In vino veritas, in scriptura vis
: l’ebbrezza di creare
Torna 50 Sfumature Letterarie
Finalmente il tappo è saltato, segnando l’inizio della seconda tornata del nostro viaggio tra i filari della creatività! Dopo un’edizione d’esordio che ci ha sorpresi per entusiasmo e partecipazione, e, siamo orgogliosi di dirlo, anche grazie alla grande richiesta, torna “50 Sfumature letterarie di Pinot Noir… e non solo”, il concorso che vuol colmare “le botti” con le vostre parole. Quest’anno, arricchendo il programma di nuove e significative aperture. Abbiamo infatti scelto di inserire una sezione dedicata al “racconto singolo” e di intitolare un premio allo stilista vogherese Valentino Garavani – cui è dedicato il teatro che ospiterà la Cerimonia di premiazione –, recentemente scomparso, in omaggio alla sua inconfondibile eleganza e al suo contributo al mondo dello stile. Inoltre, a garanzia dell’imparzialità e dell’alto profilo del Premio, la Commissione giudicatrice si amplia di nuove personalità di rilievo nazionale, capaci di coniugare visione accademica, esperienza giornalistica e profonda conoscenza dei territori.
La Commissione giudicatrice
Entrano a far parte della giuria Magda Antonioli, voce autorevole dell’economia del turismo in Bocconi, e Maurizio Pescari, esperto nella valorizzazione delle culture dell’olio e dell’enoturismo. Il racconto del gusto e la narrazione dei territori saranno rappresentati da Carlo Cambi, firma storica del giornalismo di settore, e da Maurizio Di Dio, esperto di marketing del comparto Horeca e opinion leader del gusto. A completare il nuovo panel, la competenza editoriale di Alberto Dragone, da anni alla guida delle più importanti realtà della saggistica turistica e gastronomica italiana. Nuovi sguardi che si affiancano ai giurati storici per offrire una valutazione multidisciplinare, attenta non solo alla qualità dei progetti, ma alla loro capacità di impattare concretamente sulla cultura dell’accoglienza e della valorizzazione territoriale.

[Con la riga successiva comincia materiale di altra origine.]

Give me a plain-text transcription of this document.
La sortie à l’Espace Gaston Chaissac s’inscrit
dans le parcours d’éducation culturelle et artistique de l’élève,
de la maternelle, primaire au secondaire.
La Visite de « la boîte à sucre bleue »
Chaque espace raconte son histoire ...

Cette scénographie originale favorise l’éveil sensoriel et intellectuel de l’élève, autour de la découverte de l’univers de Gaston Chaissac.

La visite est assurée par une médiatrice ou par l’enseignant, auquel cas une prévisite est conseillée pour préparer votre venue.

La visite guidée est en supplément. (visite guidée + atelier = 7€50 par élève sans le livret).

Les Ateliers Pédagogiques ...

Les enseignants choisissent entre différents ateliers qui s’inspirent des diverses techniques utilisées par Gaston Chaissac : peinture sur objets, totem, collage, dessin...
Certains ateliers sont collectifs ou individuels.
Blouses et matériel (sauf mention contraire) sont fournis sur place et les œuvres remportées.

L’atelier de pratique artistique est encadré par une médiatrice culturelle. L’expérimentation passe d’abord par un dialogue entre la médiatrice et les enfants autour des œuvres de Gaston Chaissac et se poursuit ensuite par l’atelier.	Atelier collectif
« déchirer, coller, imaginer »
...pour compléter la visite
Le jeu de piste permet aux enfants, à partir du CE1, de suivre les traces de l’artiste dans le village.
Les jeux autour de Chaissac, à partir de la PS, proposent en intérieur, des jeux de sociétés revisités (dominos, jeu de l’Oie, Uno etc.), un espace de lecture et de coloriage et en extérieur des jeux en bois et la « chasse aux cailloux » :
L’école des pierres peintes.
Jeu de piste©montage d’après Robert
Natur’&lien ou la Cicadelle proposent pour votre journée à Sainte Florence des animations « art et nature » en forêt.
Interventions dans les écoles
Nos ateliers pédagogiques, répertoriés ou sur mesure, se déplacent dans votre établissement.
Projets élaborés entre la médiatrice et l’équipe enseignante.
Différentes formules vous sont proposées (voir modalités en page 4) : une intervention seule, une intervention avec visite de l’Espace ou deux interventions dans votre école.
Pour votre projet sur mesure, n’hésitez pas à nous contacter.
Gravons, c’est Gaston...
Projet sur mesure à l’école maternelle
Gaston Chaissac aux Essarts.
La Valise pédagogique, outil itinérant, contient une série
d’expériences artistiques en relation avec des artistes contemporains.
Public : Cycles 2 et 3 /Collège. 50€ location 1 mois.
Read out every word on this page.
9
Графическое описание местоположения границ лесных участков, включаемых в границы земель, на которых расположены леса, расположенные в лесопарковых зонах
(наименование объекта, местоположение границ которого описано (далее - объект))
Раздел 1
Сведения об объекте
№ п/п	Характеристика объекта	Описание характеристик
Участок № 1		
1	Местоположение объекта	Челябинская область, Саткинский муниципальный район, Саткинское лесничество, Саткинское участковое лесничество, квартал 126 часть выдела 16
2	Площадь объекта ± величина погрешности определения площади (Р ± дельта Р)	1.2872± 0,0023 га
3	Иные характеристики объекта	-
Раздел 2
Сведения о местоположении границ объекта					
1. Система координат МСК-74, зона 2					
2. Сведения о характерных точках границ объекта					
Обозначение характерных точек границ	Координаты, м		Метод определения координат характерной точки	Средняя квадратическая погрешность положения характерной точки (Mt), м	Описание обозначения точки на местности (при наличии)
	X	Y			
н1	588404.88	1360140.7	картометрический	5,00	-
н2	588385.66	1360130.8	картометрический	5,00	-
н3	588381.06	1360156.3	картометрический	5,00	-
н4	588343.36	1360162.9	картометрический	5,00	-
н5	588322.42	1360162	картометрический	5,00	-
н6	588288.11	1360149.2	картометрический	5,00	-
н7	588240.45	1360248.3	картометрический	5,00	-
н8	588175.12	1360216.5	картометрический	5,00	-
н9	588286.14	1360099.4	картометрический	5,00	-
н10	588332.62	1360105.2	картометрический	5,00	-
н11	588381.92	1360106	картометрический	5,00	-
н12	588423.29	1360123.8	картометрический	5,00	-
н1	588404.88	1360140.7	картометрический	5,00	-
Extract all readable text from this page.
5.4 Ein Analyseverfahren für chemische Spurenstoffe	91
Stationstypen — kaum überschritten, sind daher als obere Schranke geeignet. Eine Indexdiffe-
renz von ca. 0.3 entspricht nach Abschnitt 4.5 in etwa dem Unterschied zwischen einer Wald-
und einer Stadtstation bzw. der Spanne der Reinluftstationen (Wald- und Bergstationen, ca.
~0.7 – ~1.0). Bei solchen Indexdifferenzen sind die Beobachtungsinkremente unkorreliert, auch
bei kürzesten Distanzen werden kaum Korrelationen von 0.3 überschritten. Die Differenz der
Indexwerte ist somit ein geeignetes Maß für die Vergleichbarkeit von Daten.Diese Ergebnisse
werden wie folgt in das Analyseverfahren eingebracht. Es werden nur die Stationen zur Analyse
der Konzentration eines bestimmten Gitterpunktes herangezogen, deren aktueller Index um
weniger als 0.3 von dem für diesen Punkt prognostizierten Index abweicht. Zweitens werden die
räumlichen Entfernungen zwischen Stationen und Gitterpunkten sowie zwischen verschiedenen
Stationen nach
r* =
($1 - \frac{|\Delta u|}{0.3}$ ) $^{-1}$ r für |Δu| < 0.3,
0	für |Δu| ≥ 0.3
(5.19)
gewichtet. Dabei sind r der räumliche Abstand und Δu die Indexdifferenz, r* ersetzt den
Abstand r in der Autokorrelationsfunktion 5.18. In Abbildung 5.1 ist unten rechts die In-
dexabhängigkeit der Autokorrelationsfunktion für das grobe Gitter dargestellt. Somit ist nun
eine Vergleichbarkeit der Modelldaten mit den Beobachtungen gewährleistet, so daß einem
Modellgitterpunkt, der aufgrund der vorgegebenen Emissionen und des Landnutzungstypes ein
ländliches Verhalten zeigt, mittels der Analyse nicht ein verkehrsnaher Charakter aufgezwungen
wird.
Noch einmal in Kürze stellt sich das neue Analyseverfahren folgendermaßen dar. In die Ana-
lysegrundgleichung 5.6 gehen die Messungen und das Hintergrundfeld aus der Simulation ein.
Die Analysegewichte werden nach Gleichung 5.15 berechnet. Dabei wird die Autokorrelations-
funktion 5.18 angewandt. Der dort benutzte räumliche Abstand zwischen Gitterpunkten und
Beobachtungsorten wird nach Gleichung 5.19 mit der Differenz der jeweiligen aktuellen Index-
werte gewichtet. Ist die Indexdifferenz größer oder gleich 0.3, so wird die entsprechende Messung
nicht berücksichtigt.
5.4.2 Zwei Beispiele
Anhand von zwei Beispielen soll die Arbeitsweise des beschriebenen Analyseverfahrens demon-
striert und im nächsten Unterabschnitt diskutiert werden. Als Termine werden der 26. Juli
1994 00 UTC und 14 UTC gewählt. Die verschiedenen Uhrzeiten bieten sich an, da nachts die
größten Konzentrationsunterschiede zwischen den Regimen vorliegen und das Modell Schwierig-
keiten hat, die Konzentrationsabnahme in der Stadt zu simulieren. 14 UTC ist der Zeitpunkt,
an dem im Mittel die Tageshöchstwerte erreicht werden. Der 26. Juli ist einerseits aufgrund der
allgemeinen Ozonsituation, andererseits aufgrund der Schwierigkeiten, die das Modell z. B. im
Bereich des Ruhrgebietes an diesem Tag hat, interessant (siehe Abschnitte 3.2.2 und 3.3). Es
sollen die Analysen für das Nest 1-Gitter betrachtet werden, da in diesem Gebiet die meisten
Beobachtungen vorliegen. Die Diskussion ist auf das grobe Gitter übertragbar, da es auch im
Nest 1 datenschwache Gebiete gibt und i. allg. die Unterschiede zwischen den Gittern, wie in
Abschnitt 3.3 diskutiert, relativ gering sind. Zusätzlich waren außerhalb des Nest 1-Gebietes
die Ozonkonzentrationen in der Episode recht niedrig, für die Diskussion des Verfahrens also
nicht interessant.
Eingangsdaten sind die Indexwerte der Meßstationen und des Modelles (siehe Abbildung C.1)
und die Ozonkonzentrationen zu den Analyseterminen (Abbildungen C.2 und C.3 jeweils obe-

La sfida che non pone confini alla forma
Sì, perché il vino non è un semplice prodotto: è rito, ricerca, ritmo, materia da sempre linfa vitale per l’arte e dunque pronto a essere indagato da ogni angolazione. “50 Sfumature” diventa così la sfida che non pone confini alla forma, piuttosto ne accoglie la forza espressiva in ogni sua declinazione: dal saggio al romanzo, dalle guide e percorsi enogastronomici alla raccolta di racconti – o anche uno solo, forte ed essenziale –, dalla poesia all’aforisma, fino al testo teatrale. E noi non vediamo l’ora di lasciarci sorprendere dalle “50 (o più) Sfumature” delle vostre storie e versi, trarre nuovi stimoli dalle vostre conoscenze e studi, salire sui vostri palcoscenici, scoprire quanto saprete distillare dalle vostre riflessioni.
Ogni nettare di Bacco
In fondo, la veritas, persino quella delle nostre emozioni, ci dice cosa scrivere, ma è la vis a dirci come. L’energia narrativa, qualunque sia l’orizzonte, risiede solo nella voce letteraria, ed è proprio tale forza vitale da noi attesa, la spinta autentica che rende un’opera potente e capace di lasciare il segno proprio come un Pinot di grande struttura. Ogni sorso, ogni aroma, ogni gesto legato al vino può diventare materia di narrazione. Partecipare significa quindi mettersi in ascolto del proprio mondo interiore, delle suggestioni dei luoghi, delle sensazioni, della passione che induce ad analisi, approfondimenti, e che ogni nettare di Bacco – benché il titolo del concorso evochi il Pinot, tutti i vini possono essere celebrati – sa suscitare, traducendoli in scrittura viva e coinvolgente.
In alto i calici!
E il nostro invito è proprio quello di osare, sperimentare nuove strade, ma anche dare vita a testi inediti custoditi nel cassetto, frutto di momenti speciali, oppure confrontarsi con opere già pubblicate che hanno saputo regalare soddisfazioni e ancora promettono di sorprendere.
Allora in alto i calici per un brindisi all’atto che onora terroir e fantasia. Il bando è aperto e noi… vi aspettiamo!